*I received this book from the publisher in exchange for an honest review.*
Title: I’ll Have What She’s Having
Author: Erin Carlson
Publisher: Hachette Books
Publication Date: August 29, 2017
Synopsis from Goodreads:
In I’ll Have What She’s Having entertainment journalist Erin Carlson tells the story of the real Nora Ephron and how she reinvented the romcom through her trio of instant classics. With a cast of famous faces including Reiner, Hanks, Ryan, and Crystal, Carlson takes readers on a rollicking, revelatory trip to Ephron’s New York City, where reality took a backseat to romance and Ephron–who always knew what she wanted and how she wanted it–ruled the set with an attention to detail that made her actors feel safe but sometimes exasperated crew members. Along the way, Carlson examines how Ephron explored in the cinema answers to the questions that plagued her own romantic life and how she regained faith in love after one broken engagement and two failed marriages. An intimate portrait of a one of America’s most iconic filmmakers and a look behind the scenes of her crowning achievements, I’ll Have What She’s Having is a vivid account of the days and nights when Ephron, along with assorted cynical collaborators, learned to show her heart on the screen.
I’ll Have What She’s Having was a lot of fun to read, though it is not in my usual pick. It’s the story of Nora Ephron and her triumphs and failures in the show biz as she reinvented the romcom and rose to fame with stars like Tom Hanks and Meg Ryan. I couldn’t resist, since When Harry Met Sally is one of my favourite movies. I found this to be an incredibly interesting book. It’s a tribute to Nora Ephron and all of her hard work and creativity. She really lived for the creation of something bigger and better, and she paved the way for women working in film to become great creators.

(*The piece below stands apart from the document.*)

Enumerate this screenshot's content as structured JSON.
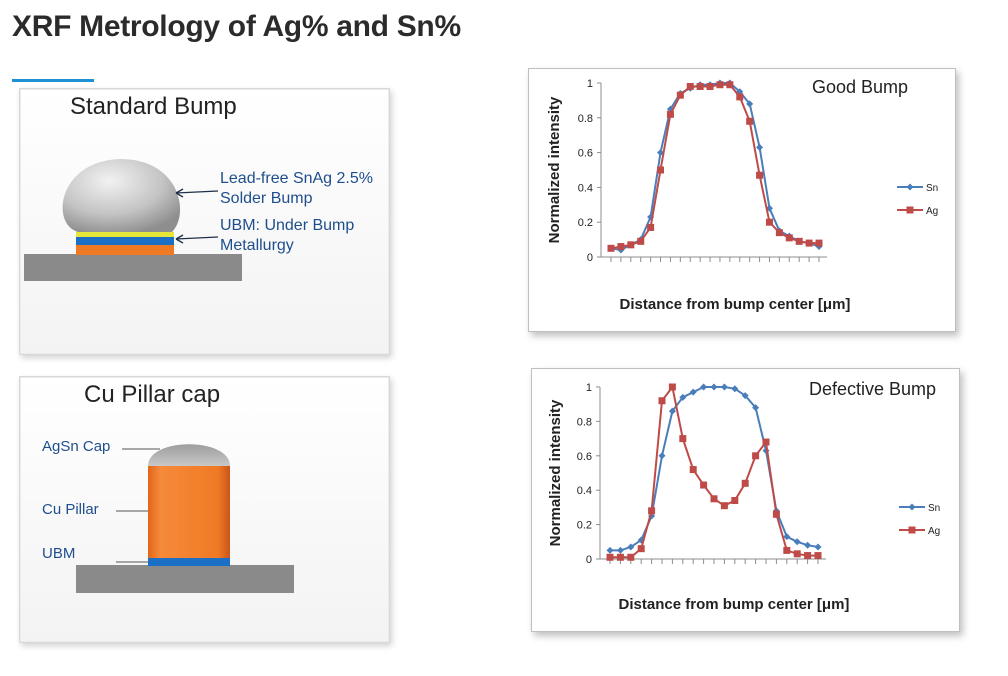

A lot of this book read as more of a biography of Tom Hanks and Meg Ryan. We do get an in depth background into Ephron, her love life, her upbringing, and her career. But Carlson spends quite a lot of time discussing Meg’s growth as an actress across the decades, and Hank’s as well. A lot of the other people mentioned throughout the book were unfamiliar to me. I knew the big name actors, but I had a more difficult time following Carlson’s account for those that I was less familiar. Nonetheless, Carlson’s book is full of fun retellings of various anecdotes from the set of each movie discussed.
I would have really liked to see more personal interviews between Carlson and the actors directly. The majority, if not all, of the content in the book is derived from other interviews, compiled in quite the impressive bibliography at the tale of the text. I commend the author on her hard work to seek out and find such a comprehensive grouping of articles, interviews, and stories. For me though, the book was lacking that personal touch that generally accompanies biographies. It created a bit of disconnect for me while reading. This is what makes this book a tribute more than anything else. The one thing that shines through is that Carlson is deeply devoted to telling Ephron’s story. She brings this icon alive through her pages and tells a story that is fascinating and multi-faceted. For fans of those classic Nora Ephron films, you’ll find this book a delight to read, if just for the in depth exploration of the behind-the-scenes experience on these wonderful films.